Identification of novel RNA design candidates by clustering the extended RNA-As-Graphs library.

BACKGROUND: We re-evaluate our RNA-As-Graphs clustering approach, using our expanded graph library and new RNA structures, to identify potential RNA-like topologies for design. Our coarse-grained approach represents RNA secondary structures as tree and dual graphs, with vertices and edges corresponding to RNA helices and loops. The graph theoretical framework facilitates graph enumeration, partitioning, and clustering approaches to study RNA structure and its applications.

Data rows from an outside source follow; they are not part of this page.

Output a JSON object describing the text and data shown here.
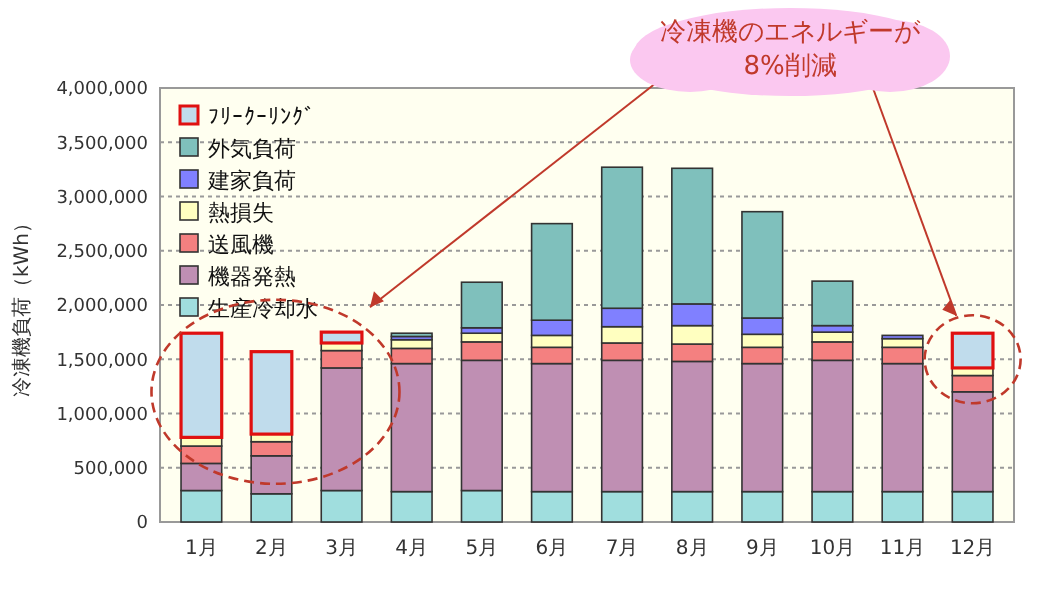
{
  "chart_data": {
    "type": "bar",
    "stacked": true,
    "ylabel": "冷凍機負荷（kWh）",
    "categories": [
      "1月",
      "2月",
      "3月",
      "4月",
      "5月",
      "6月",
      "7月",
      "8月",
      "9月",
      "10月",
      "11月",
      "12月"
    ],
    "series": [
      {
        "name": "生産冷却水",
        "color": "#a0dede",
        "values": [
          290000,
          260000,
          290000,
          280000,
          290000,
          280000,
          280000,
          280000,
          280000,
          280000,
          280000,
          280000
        ]
      },
      {
        "name": "機器発熱",
        "color": "#bf8fb3",
        "values": [
          250000,
          350000,
          1130000,
          1180000,
          1200000,
          1180000,
          1210000,
          1200000,
          1180000,
          1210000,
          1180000,
          920000
        ]
      },
      {
        "name": "送風機",
        "color": "#f48080",
        "values": [
          160000,
          130000,
          160000,
          140000,
          170000,
          150000,
          160000,
          160000,
          150000,
          170000,
          150000,
          150000
        ]
      },
      {
        "name": "熱損失",
        "color": "#ffffc0",
        "values": [
          80000,
          70000,
          70000,
          80000,
          80000,
          110000,
          150000,
          170000,
          120000,
          90000,
          80000,
          70000
        ]
      },
      {
        "name": "建家負荷",
        "color": "#8080ff",
        "values": [
          null,
          null,
          null,
          30000,
          50000,
          140000,
          170000,
          200000,
          150000,
          60000,
          30000,
          null
        ]
      },
      {
        "name": "外気負荷",
        "color": "#7fc0bc",
        "values": [
          null,
          null,
          null,
          30000,
          420000,
          890000,
          1300000,
          1250000,
          980000,
          410000,
          null,
          null
        ]
      },
      {
        "name": "ﾌﾘｰｸｰﾘﾝｸﾞ",
        "color": "#c0dcec",
        "values": [
          960000,
          760000,
          100000,
          null,
          null,
          null,
          null,
          null,
          null,
          null,
          null,
          320000
        ]
      }
    ],
    "ylim": [
      0,
      4000000
    ],
    "yticks": [
      {
        "value": 0,
        "label": "0"
      },
      {
        "value": 500000,
        "label": "500,000"
      },
      {
        "value": 1000000,
        "label": "1,000,000"
      },
      {
        "value": 1500000,
        "label": "1,500,000"
      },
      {
        "value": 2000000,
        "label": "2,000,000"
      },
      {
        "value": 2500000,
        "label": "2,500,000"
      },
      {
        "value": 3000000,
        "label": "3,000,000"
      },
      {
        "value": 3500000,
        "label": "3,500,000"
      },
      {
        "value": 4000000,
        "label": "4,000,000"
      }
    ],
    "grid": "y",
    "legend": "top left",
    "annotations": [
      "冷凍機のエネルギーが\n8%削減"
    ]
  }
}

METHODS: Clustering graph topologies based on features derived from graph Laplacian matrices and known RNA structures allows us to classify topologies into 'existing' or hypothetical, and the latter into, 'RNA-like' or 'non RNA-like' topologies. Here we update our list of existing tree graph topologies and RAG-3D database of atomic fragments to include newly determined RNA structures. We then use linear and quadratic regression, optionally with dimensionality reduction, to derive graph features and apply several clustering algorithms on our tree-graph library and recently expanded dual-graph library to classify them into the three groups.
RESULTS: The unsupervised PAM and K-means clustering approaches correctly classify 72-77% of all existing graph topologies and 75-82% of newly added ones as RNA-like. For supervised k-NN clustering, the cross-validation accuracy ranges from 57 to 81%.
CONCLUSIONS: Using linear regression with unsupervised clustering, or quadratic regression with supervised clustering, provides better accuracies than supervised/linear clustering. All accuracies are better than random, especially for newly added existing topologies, thus lending credibility to our approach. GENERAL SIGNIFICANCE: Our updated RAG-3D database and motif classification by clustering present new RNA substructures and RNA-like motifs as novel design candidates.